I wonder if we were ever at the same places in Iraq? If you ever want to catch up or talk about the old good and bad times, just PM me.
AnalystInParadise
(1,832 posts)The U.S. and especially the European nations use these methods a lot more than most third world nations.
Fortinbras Armstrong
(4,473 posts)You shit on the law and on morality for expediency's sake. And you teach others to be just as big a monster (your word) as you are. You clearly have fought too long against dragons.
You are a progressive in the same way that Reinhold Heydrich was a progressive.
AnalystInParadise
(1,832 posts)committed war crimes against innocents. I am pretty certain everyone that crossed my path was a bad guy or girl. By the time they got to me, there were three or four or even five corroborating sources stating what a bad guy or girl we had on our hands.
You can keep trying to make me angry, but it won't work.
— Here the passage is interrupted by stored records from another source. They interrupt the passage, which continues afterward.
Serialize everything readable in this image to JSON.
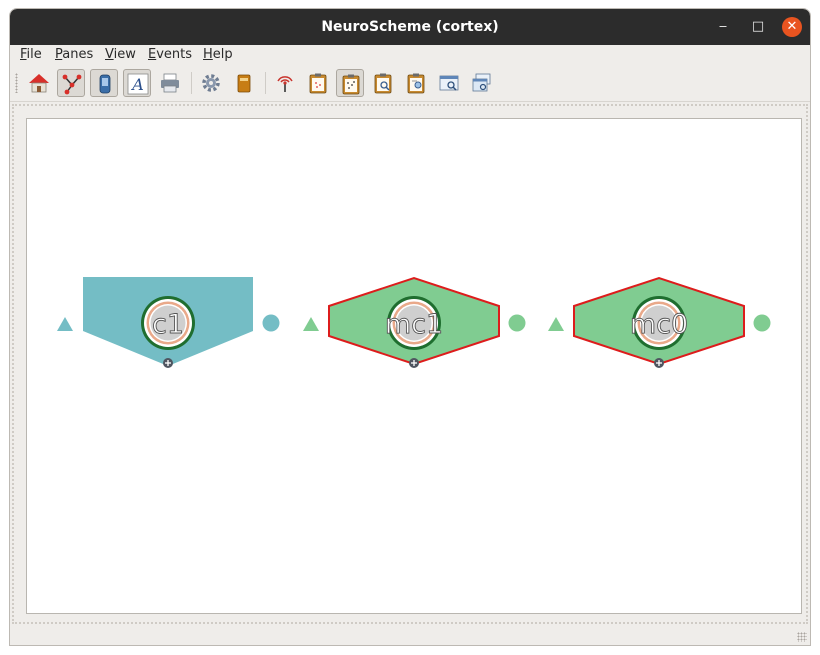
{
  "window": {
    "title": "NeuroScheme (cortex)"
  },
  "window_buttons": {
    "minimize": "‒",
    "maximize": "□",
    "close": "✕"
  },
  "menubar": [
    {
      "mnemonic": "F",
      "rest": "ile"
    },
    {
      "mnemonic": "P",
      "rest": "anes"
    },
    {
      "mnemonic": "V",
      "rest": "iew"
    },
    {
      "mnemonic": "E",
      "rest": "vents"
    },
    {
      "mnemonic": "H",
      "rest": "elp"
    }
  ],
  "toolbar": [
    {
      "icon": "home-icon",
      "checked": false
    },
    {
      "icon": "connect-icon",
      "checked": true
    },
    {
      "icon": "phone-icon",
      "checked": true
    },
    {
      "icon": "text-icon",
      "checked": true,
      "glyph": "A"
    },
    {
      "icon": "printer-icon",
      "checked": false
    },
    {
      "icon": "gear-icon",
      "checked": false
    },
    {
      "icon": "book-icon",
      "checked": false
    },
    {
      "icon": "broadcast-icon",
      "checked": false
    },
    {
      "icon": "clipboard-icon",
      "checked": false
    },
    {
      "icon": "clipboard-scatter-icon",
      "checked": true
    },
    {
      "icon": "clipboard-search-icon",
      "checked": false
    },
    {
      "icon": "clipboard-list-icon",
      "checked": false
    },
    {
      "icon": "window-search-icon",
      "checked": false
    },
    {
      "icon": "window-stack-icon",
      "checked": false
    }
  ],
  "colors": {
    "column_fill": "#74bdc5",
    "minicolumn_fill": "#80cc91",
    "minicolumn_stroke": "#dd1c1c",
    "ring_green": "#1f6e2f",
    "ring_salmon": "#e9a98a",
    "core_gray": "#cfcfcf",
    "expand_dot": "#4f5560",
    "label_color": "#ffffff"
  },
  "scene": {
    "entities": [
      {
        "label": "c1",
        "kind": "column"
      },
      {
        "label": "mc1",
        "kind": "minicolumn"
      },
      {
        "label": "mc0",
        "kind": "minicolumn"
      }
    ]
  }
}
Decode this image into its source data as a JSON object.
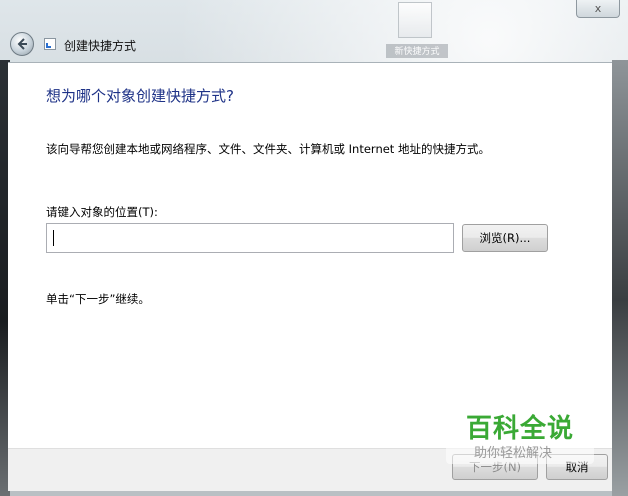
{
  "window": {
    "title": "创建快捷方式",
    "close_glyph": "x",
    "desktop_icon_label": "新快捷方式"
  },
  "main": {
    "heading": "想为哪个对象创建快捷方式?",
    "description": "该向导帮您创建本地或网络程序、文件、文件夹、计算机或 Internet 地址的快捷方式。",
    "location_label": "请键入对象的位置(T):",
    "location_value": "",
    "browse_label": "浏览(R)...",
    "hint": "单击“下一步”继续。"
  },
  "footer": {
    "next_label": "下一步(N)",
    "cancel_label": "取消"
  },
  "watermark": {
    "title": "百科全说",
    "subtitle": "助你轻松解决"
  },
  "colors": {
    "heading": "#1e3287",
    "watermark_green": "#3aa935"
  }
}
I did what three Presidents (2 Democrats and a Republican) empowered me to do and I sleep very well at night knowing I broke no laws as they were written at those moments.
blkmusclmachine
(16,149 posts)Really, how is this any different than what the Nazis would have done???
Enthusiast
(50,983 posts)Enthusiast
(50,983 posts)bobthedrummer
(26,083 posts)Enthusiast
(50,983 posts)I've bookmarked that page.
BeyondGeography
(39,371 posts)Nice to see our democracy is still capable of working.
SamKnause
(13,102 posts)"We need to look forward not backwards."
Bush, Cheney, Rice, Powell, Kissinger they are all heroes.
I can imagine all the great things that will be said about them when they die.
It is sickening.
derby378
(30,252 posts)If we point out that American interrogators used a Gestapo torture technique (true story), it'll make the current POTUS have a sad.
nilesobek
(1,423 posts)They torture your folks, er, I mean they tortured "some," folks.
When it comes to jumpy, frightened patriots you might as well lay down them law books 'cause their no damn good.
Deadbeat Republicans
(111 posts)Is there any other way they can bring up 9/11 just before the November election?
deathrind
(1,786 posts)"Whoever fights monsters should see to it that in the process he does not become a monster."